У нас есть обильные доказательства того, что, какими бы ни были шалости Джозефа, он усердно и успешно занимался учебой. В пятнадцать лет он был не только готов к университету, но и принес туда классический вкус и запас знаний, которые сделали бы честь магистру искусств. Он был зачислен в Куинз-колледж в Оксфорде; но не прошло и нескольких месяцев, как его латинские стихи случайно попали в руки доктора Ланкастера, декана Магдален-колледжа. Дикция и версификация юного ученого были уже таковы, что им могли бы позавидовать ветераны-профессора.
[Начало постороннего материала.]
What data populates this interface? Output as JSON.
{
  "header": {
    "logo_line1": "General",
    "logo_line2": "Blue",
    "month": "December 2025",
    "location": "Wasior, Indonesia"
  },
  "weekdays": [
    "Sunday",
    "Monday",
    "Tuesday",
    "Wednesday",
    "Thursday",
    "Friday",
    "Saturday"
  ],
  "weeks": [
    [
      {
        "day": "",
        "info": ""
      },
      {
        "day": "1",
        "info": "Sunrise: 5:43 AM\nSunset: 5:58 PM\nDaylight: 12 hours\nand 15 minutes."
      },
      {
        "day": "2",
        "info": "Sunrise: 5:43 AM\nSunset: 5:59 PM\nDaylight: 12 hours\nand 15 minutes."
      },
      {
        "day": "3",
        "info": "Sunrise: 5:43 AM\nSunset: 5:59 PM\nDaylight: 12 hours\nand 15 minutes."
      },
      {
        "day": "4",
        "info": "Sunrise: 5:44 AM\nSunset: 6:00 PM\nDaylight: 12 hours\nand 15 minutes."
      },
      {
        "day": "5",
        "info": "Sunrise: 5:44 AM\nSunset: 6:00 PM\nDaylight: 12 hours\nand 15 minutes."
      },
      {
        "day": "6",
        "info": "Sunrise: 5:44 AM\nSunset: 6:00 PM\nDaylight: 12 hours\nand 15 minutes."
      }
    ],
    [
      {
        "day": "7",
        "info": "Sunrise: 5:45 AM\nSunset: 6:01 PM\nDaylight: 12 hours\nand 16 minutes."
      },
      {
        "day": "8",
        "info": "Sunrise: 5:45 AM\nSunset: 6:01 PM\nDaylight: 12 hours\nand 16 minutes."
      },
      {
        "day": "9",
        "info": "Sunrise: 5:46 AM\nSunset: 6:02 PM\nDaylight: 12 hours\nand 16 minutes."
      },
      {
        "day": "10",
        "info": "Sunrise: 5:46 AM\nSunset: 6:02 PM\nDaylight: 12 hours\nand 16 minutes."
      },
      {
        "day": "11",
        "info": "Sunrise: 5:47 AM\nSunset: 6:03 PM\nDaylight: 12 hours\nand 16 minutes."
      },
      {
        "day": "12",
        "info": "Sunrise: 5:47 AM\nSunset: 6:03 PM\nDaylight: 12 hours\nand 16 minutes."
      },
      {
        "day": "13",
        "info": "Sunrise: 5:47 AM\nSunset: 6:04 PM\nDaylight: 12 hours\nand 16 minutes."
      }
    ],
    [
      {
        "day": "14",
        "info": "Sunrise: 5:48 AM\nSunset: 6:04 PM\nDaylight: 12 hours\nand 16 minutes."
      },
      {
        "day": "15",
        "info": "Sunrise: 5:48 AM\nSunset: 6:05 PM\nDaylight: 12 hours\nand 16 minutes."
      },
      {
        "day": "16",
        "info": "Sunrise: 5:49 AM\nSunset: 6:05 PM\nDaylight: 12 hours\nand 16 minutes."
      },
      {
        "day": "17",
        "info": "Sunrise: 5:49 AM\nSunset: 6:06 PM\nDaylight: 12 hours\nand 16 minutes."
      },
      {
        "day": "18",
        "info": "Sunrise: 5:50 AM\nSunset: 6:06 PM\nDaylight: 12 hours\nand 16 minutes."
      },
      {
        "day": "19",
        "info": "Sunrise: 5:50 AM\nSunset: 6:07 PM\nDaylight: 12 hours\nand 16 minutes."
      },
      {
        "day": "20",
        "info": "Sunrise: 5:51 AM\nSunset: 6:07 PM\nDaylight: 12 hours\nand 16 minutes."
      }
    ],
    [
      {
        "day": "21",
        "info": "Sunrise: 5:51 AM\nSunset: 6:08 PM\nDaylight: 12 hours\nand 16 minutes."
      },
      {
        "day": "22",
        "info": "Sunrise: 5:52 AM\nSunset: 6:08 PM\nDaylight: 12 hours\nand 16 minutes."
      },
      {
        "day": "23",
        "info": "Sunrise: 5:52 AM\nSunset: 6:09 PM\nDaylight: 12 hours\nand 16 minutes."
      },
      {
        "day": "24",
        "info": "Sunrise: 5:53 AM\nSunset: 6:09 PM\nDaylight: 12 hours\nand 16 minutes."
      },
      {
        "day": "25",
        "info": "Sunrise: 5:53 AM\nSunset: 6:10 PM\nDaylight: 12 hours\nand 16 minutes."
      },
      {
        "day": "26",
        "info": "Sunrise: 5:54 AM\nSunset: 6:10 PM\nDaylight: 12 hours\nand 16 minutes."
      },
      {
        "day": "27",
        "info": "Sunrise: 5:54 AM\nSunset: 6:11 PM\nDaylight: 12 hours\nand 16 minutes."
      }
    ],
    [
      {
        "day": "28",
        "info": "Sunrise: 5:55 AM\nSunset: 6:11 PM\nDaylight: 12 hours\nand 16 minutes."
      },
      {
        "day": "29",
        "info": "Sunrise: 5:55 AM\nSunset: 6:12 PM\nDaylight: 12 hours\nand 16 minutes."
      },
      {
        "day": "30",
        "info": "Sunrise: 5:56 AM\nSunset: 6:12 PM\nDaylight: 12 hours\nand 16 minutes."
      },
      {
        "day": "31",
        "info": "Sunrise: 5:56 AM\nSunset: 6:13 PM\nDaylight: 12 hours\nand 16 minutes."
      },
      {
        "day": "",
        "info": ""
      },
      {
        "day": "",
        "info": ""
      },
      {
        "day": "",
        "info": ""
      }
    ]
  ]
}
Доктор Ланкастер желал помочь мальчику с такими перспективами; и возможность вскоре представилась. Революция только что произошла; и нигде ее не приветствовали с большим восторгом, чем в Магдален-колледже. С этой великой и богатой корпорацией Иаков и его канцлер обошлись с таким высокомерием и несправедливостью, которые даже у такого принца и такого министра могут вызвать изумление и которые сделали больше, чем даже преследование епископов, чтобы оттолкнуть Церковь Англии от трона. Должным образом избранный президент был насильственно изгнан из своего жилища; папист был поставлен над обществом королевским указом; члены колледжа, которые в соответствии со своими клятвами отказались подчиниться этому узурпатору, были изгнаны из своих тихих монастырей и садов, чтобы умереть от нужды или жить подаянием. Но день возмездия и восстановления справедливости быстро настал. Захватчики были изгнаны; почтенный дом снова был заселен своими старыми обитателями; науки процветали под властью мудрого и добродетельного Хафа; и с науками был соединен мягкий и либеральный дух, слишком часто отсутствующий в княжеских колледжах Оксфорда. Вследствие потрясений, через которые прошло общество, в 1688 году не было законных выборов новых членов. В 1689 году, следовательно, вакансий было вдвое больше обычного; и таким образом доктору Ланкастеру было легко обеспечить своему юному другу доступ к преимуществам фонда, который тогда считался самым богатым в Европе.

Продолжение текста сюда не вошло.